Se tiver juízo, o presidente Jair Bolsonaro deve abandonar a arrogância e refletir sobre o resultado das eleições municipais. Tomo São Paulo como exemplo merecedor de análise isenta de preconceitos.
Bruno Covas foi o candidato da aliança do PSDB com o PP, MDB, Podemos, PSC, PL, Cidadania, DEM, PTC, PV, PROS. Recebeu apoio do governador João Dória, do ex-presidente Fernando Henrique Cardoso, de Geraldo Alkmin, José Serra, Michel Temer e de outros políticos escolados. Recebeu 1.747.938, ou 32,85% dos votos.
A primeira rodada eliminou Márcio França, Celso Russomano, Andrea Matarazzo, Arthur do Val, Jilmar Tatto, Joyce Hasselmann, Marina Helou, Orlando Silva, Levy Fidelis, Vera Lúcia e Antônio Carlos. Os votos em branco foram da ordem de 5,87%; nulos 10,11%; de 29,29% as abstenções. A soma das três parcelas revela que 45,27% deixaram de participar de forma efetiva do pleito.
A surpresa ficou a cargo do improvável Guilherme Boulos, candidato do diminuto PSOL, que arrancou do nada 1.077.168 votos, ou 20,24% do eleitorado.
Bruno Covas é herdeiro político de Mário Covas. Elegeu-se deputado estadual em 2006 e 2010, deputado federal em 2014 e vice-prefeito em 2016. Assumiu a prefeitura paulistana quando João Dória se afastou para disputar o governo do Estado. Guilherme Boulos tem carreira modesta. Lidera o Movimento dos Trabalhadores Sem Teto (MST) e disputou a presidência da República em 2018, quando foi derrotado no primeiro turno. Naquela oportunidade recebeu, em todo o País, 617mil votos ou 0,58% dos sufrágios válidos.

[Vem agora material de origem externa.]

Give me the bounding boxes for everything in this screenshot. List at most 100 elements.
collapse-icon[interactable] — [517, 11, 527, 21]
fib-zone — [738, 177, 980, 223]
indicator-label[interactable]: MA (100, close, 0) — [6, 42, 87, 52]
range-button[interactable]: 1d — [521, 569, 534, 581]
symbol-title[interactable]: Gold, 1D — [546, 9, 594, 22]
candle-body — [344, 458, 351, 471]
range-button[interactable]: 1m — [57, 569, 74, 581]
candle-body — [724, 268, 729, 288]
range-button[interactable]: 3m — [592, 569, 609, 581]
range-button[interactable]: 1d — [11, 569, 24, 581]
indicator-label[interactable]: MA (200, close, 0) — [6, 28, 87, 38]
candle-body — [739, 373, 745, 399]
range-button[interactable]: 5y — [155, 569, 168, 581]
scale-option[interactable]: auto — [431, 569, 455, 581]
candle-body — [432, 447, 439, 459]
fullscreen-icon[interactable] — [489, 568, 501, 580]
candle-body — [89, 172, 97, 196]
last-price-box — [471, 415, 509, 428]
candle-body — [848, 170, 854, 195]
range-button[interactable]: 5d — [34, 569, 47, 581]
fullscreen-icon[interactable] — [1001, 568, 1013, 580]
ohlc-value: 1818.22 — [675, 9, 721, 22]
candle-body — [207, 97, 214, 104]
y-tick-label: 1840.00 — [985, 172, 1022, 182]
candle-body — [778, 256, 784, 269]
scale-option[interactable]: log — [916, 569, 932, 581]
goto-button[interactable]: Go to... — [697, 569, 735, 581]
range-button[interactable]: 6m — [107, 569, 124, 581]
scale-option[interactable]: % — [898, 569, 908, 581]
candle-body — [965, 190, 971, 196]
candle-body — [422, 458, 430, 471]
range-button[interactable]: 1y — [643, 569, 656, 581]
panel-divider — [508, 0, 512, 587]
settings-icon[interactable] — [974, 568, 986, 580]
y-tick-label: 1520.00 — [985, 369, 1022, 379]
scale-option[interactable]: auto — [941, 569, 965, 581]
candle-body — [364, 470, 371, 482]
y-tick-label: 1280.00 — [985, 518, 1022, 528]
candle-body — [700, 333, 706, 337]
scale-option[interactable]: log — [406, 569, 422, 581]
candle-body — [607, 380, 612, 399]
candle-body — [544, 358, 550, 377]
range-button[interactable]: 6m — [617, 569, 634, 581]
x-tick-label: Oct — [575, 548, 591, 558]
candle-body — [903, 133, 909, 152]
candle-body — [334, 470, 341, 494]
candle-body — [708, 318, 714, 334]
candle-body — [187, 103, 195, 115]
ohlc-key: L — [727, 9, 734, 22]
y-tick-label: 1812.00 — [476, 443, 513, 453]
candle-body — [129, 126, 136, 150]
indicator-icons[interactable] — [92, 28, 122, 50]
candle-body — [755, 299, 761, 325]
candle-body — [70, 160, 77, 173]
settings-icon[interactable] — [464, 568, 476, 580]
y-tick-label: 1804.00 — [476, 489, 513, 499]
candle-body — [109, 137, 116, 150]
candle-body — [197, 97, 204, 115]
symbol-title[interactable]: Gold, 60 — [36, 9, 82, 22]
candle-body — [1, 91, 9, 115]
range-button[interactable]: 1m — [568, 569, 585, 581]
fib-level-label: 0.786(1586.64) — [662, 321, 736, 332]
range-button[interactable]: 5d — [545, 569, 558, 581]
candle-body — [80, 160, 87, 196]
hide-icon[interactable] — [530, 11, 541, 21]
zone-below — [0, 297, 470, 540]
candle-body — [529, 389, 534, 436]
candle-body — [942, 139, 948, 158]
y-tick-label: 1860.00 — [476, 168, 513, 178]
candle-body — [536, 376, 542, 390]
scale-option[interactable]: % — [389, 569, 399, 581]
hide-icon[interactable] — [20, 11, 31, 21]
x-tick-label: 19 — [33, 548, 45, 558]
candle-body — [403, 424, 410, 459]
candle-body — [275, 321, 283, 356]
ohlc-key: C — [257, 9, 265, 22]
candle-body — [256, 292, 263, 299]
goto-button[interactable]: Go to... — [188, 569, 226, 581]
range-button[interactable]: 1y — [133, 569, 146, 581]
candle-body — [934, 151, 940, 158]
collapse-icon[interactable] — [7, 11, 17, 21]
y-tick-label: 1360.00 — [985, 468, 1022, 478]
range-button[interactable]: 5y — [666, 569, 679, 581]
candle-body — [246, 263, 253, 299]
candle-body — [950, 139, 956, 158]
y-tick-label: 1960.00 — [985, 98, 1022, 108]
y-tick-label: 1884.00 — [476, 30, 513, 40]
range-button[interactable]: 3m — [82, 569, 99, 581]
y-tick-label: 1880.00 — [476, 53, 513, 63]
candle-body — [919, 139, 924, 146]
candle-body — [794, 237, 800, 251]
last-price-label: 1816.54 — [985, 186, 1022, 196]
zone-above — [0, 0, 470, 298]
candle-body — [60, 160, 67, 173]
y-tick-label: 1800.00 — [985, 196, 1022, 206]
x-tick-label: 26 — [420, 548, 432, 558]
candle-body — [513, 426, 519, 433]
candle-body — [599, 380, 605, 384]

Como alguém com currículo inexpressivo e candidato por partido nanico, consegue alcançar o segundo lugar na disputa pelo comando do maior município do Brasil?
A resposta será encontrada em Brasília, no Palácio do Planalto. Em condições normais Guilherme Boulos ficaria abaixo de Márcio França, Celso Russomano, Arthur do Val, Jilmar Tatto, Joyce Hasselmannn. O descontentamento popular, a pandemia, a inflação dos preços da cesta básica, e a política de extrema direita adotada pelo Palácio do Planalto acabariam por empurrar considerável parte da opinião pública para a esquerda. Se somarmos a votação obtida pelo PSB, PT, PCdoB e PSTU, os partidos da ponta esquerda receberam 42,83% dos votos validos, ou 2.279.073. Joice Hasselmann, expoente da direita, em ascensão nas eleições para deputada federal em 2014, quando venceu com estonteante quantidade de votos, amargou o sétimo lugar com menos de 98 mil.
O presidente Jair Bolsonaro, após passar por meia dúzia de legendas, está sem partido. Leia-se a entrevista de Luciano Bivar, presidente do PSL ao Estado de S. Paulo na edição do dia 18 (pág. A14). Afinal, o que ocorre com o impulsivo deputado federal, eleito para a presidência da República da cama hospitalar onde se restabelecia da punhalada? Como entender o acelerado desgaste? A quem cabe a culpa? A Olavo de Carvalho? Aos filhos? Ao Queiroz? Aos trabalhadores? Aos empresários? A economia? Ao desemprego e à miséria? Ao Ministério? Ao descaso com a pandemia? Às queimadas na Amazônia e no Pantanal? À falta de dinheiro? À inflação de preços da carne, do arroz, do feijão, do óleo comestível? A atitudes pueris sobre a vacina?
O fato é que S. Exa. delapida capital político amealhado quando era tenente, capitão paraquedista e deputado federal. A imagem de durão já não convence. Se não tomar cuidado poderá ter o destino de Donald Trump. No regime democrático a opinião pública é livre e indomável.
Faltam menos de 24 meses para as eleições de 2022. O tempo, no exercício de mandato, corre rápido como o vento. Para reverter a curva da impopularidade o presidente tem urgente necessidade de se reciclar.
— Almir Pazzianotto Pinto é Advogado. Foi Ministro do Trabalho e presidente do Tribunal Superior do Trabalho.